Of course this is the park where the first night game was played on May 23, 1935. President Franklin D. Roosevelt used a telegraph key that sent a signal to folks standing by at Crosley Field. They then hit the switch that turned on all 632 1,500-watt incandescent lights at once. The visual explosion of all the lights coming on at once in the near dark conditions completely awed the crowd of 20,422 spectators that were there. Pitching ace Paul Derringer pitched a complete game beating the Phillies 2-1. The newspaper article below tells about this game. It is from a out of state newspaper.
1st night game
Another thing happened in 1935, on July 31, 1935 Miss Kitty Burke became the only woman to ever bat in the major leagues. The Reds were playing the world champion St. Louis Cardinals. Miss Burke was sitting in a box seat when Joe "Ducky" Medwick scored to give the Cardinals a two-run lead over the Reds. Miss Burke yelled "Yah, Medwick, you can't hit anything." Medwick replied: "Yah, you can't hit anything yourself." That was all it took, Kitty headed to the on-deck circle where Babe Herman was getting ready to hit. He recalled: "This blonde says to me, 'Babe, give me your bat.' " Babe gave it to her and she strode to the batter's box. The umpire yelled "Play ball" but the Cardinals pitcher was reluctant until Kitty called him a "hick" and asked him why he didn't go home and milk the cows. The pitch was easy and Miss Burke hit it toward first base and she took off for 1st. The pitcher got the ball and was waiting for her on 1st. Kitty headed back to the stands saying later, "If he wanted me, he'd have to chase me." The out did not count despite a Cardinals protest and Babe took his regular at bat. Miss Burke was a nightclub entertainer and when she was given a Reds uniform she used it in her act, touring the burlesque circuit as the only woman to bat in the major leagues.
Not a postcard
1936 Reds Team
Going left to right the players shown are, top row: John McDonald (Traveling Secretary), Billy Meyers (SS), Alex Kampouris (2B), Gilly Campbell (C), Tony Freitas (P), Dr. Rohde (team doctor), Kiki Cuyler (OF), Hub Walker (OF), Gene Schott (P), Whitey Hilcher (P). Middle row: Don Brennan (P), Samuel Byrd (OF), Ivey Wingo (coach), Tommy Thevenow (INF), Ival Goodman (OF), Ernie Lombardi (C), Les Scarsella (1B), Benny Frey (P), Babe Herman (OF). Bottom row: Don Brennan (P), Paul Derringer (P), Tom Sheehan (Coach), Chuck Dressen (Manager), George Kelly (Coach), Lee Stine (P), Lew Riggs (3B), Al Hollingsworth (P).
1937 Reds Team
The top-left person in the postcard above is John McDonald who was the traveling secretary for the Reds. One of the most iconic images of the 1937 flood was taken when McDonald and pitcher Lee Grissom rowed into the center of Crosley Field during the peak of the flood. Going left to right the players shown are, top row: McDonald, Bill Hallahan (P), Paul Derringer (P), Roy "Peaches" Davis (P), Jimmy Outlaw (3B), Alex Kampouris (2B), Gus Brittain (C), Chick Hafey (OF), Dr. Rohde (team doctor). Middle row: Don Brennan (P), Ernie Lombardi (C), Dee Moore (C), Charlie Gelbert (SS), Kiki Cuyler (OF), Les Scarsella (1B), Ival Goodman (OF), Johnny Vander Meer (P), Gene Schott (P), Al Hollingsworth (P). Bottom row: Phil Weintraub (OF), Lew Riggs (3B), Lee Grissom (P), Billy Meyers (SS), George Kelly (Coach), Chuck Dressen (Manager), Tom Sheehan (Coach), Hub Walker (OF), Virgil "Spud" Davis (C), Buck Jordan (1B).

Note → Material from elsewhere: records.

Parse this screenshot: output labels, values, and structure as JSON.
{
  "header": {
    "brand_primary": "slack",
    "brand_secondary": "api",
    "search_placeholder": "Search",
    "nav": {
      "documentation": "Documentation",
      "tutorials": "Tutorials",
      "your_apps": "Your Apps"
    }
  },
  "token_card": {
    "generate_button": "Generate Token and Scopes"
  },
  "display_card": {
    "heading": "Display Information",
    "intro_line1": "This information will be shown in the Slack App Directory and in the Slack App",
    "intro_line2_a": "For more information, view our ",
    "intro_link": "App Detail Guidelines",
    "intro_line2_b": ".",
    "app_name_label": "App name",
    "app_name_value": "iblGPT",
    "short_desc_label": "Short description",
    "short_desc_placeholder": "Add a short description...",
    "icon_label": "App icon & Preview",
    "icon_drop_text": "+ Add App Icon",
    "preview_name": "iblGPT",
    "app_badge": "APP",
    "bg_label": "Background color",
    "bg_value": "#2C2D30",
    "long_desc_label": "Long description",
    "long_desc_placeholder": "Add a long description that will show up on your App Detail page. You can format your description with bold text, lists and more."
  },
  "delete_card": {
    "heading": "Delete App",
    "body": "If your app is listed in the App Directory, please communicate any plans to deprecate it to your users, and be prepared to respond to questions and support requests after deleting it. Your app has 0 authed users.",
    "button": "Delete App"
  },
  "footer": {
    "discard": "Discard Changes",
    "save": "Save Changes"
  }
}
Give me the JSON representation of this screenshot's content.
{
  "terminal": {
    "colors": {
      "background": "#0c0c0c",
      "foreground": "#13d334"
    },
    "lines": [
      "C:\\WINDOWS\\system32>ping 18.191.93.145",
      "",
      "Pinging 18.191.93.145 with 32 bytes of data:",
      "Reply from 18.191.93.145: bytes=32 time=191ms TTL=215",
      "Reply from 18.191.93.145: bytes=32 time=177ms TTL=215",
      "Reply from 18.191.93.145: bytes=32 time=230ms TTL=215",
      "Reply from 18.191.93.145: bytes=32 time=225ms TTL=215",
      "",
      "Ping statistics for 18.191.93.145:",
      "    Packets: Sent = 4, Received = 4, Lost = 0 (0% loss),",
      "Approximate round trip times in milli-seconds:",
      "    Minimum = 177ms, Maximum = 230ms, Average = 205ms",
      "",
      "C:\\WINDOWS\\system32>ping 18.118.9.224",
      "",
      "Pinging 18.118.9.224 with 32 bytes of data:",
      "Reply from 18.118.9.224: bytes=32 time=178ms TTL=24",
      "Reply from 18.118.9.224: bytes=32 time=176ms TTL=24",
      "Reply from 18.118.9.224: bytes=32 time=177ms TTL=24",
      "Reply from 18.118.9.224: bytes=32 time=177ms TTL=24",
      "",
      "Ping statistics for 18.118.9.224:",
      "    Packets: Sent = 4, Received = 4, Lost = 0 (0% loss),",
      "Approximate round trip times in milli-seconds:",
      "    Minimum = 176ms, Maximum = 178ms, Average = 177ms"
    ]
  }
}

The famous 58 foot high scoreboard was erected in 1957 replacing the large earlier art-deco scoreboard built in 1934. 1939 was the year the Reds increased the seating capacity at the park by 3,000 with the addition of upper decks. In front of the right field bleachers (known as the Sun Deck) seating known as the "Goat Run" was added in the 1940's and 50's.
This over-large postcard has been researched by one of the visitors to this site (Ron Martin). By closely examining the scoreboard he was able to determine that this game was played on June 8, 1940 with the Reds at bat in the 2nd inning. The Reds went on to win the game 23-2 against the Dodgers. The shortstop is Leo Durocher of the Brooklyn Dodgers and the batter is Ernie "the schnozz" Lombardi of the Reds.